DPP-4 inhibitors are a well-tolerated, efficacious oral treatment option for older people with diabetes (Brazg et al, 2007; Abbatecola et al, 2008; Arzumanyan et al, 2010; Aschner et al, 2010; Engel et al, 2010; Seck et al, 2010), with potentially favourable cardiovascular implications (Fadini et al, 2010) and possibly a more sustained response to treatment in older than in younger people (Burcelin and Dejager, 2010). Dosage may need to be reduced in people with renal impairment (Piya et al, 2010)

Recommendations and conclusion
The author recommends that primary care nurses use the Diabetic Annual Review Guide before consultation in order to highlight problematic biochemistry results and alert the clinician to comorbidities and medication omissions or potential interactions. Pathophysiology can be anticipated and the BP target determined.

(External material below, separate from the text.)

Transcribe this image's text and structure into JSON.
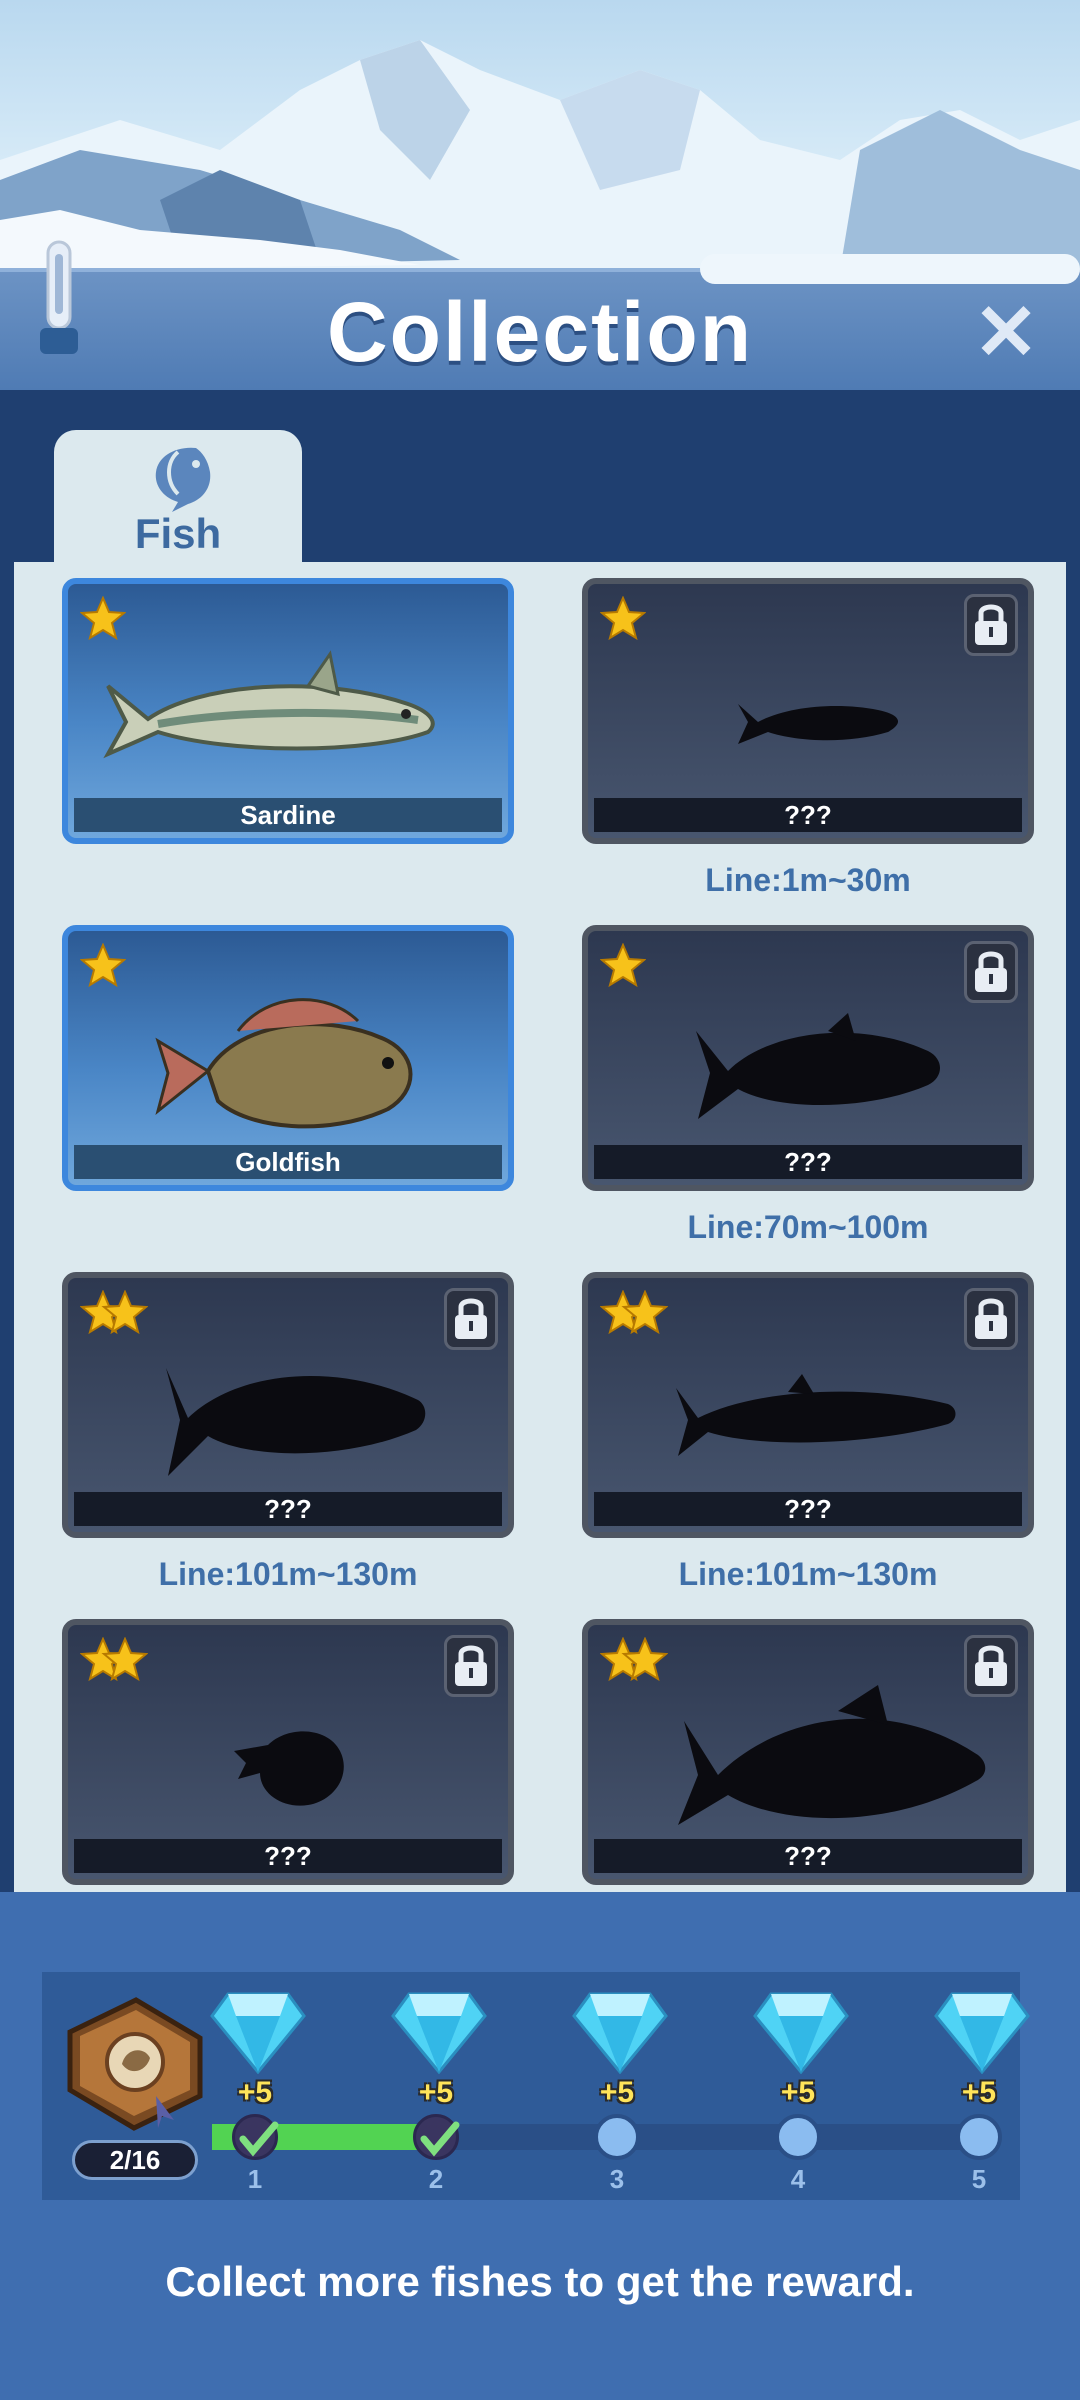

During the consultation, personal health attitudes and goals, cognition, depression, frailty and instability can be evaluated with pertinent questioning, and a risk/benefit assessment made. Thereafter, a safe and person-centred decision can be made regarding the glycaemic target. The nurse will be sufficiently well informed to negotiate management strategies in keeping with the individual’s physiological and psychosocial position, and may use appropriate motivational techniques to achieve lifestyle and medication adherence. The completed Review Guide (Appendices 2 and 3) may be scanned into the person’s computer record, providing documented evidence of the decision-making process.

This article highlights the multi-dimensional nature of the experience of diabetes in older people, acknowledges that interventions based on correlations and uncertainty fall short of the gold standard, but offers a framework for individualised decision-making and supported disease management in line with DH intentions.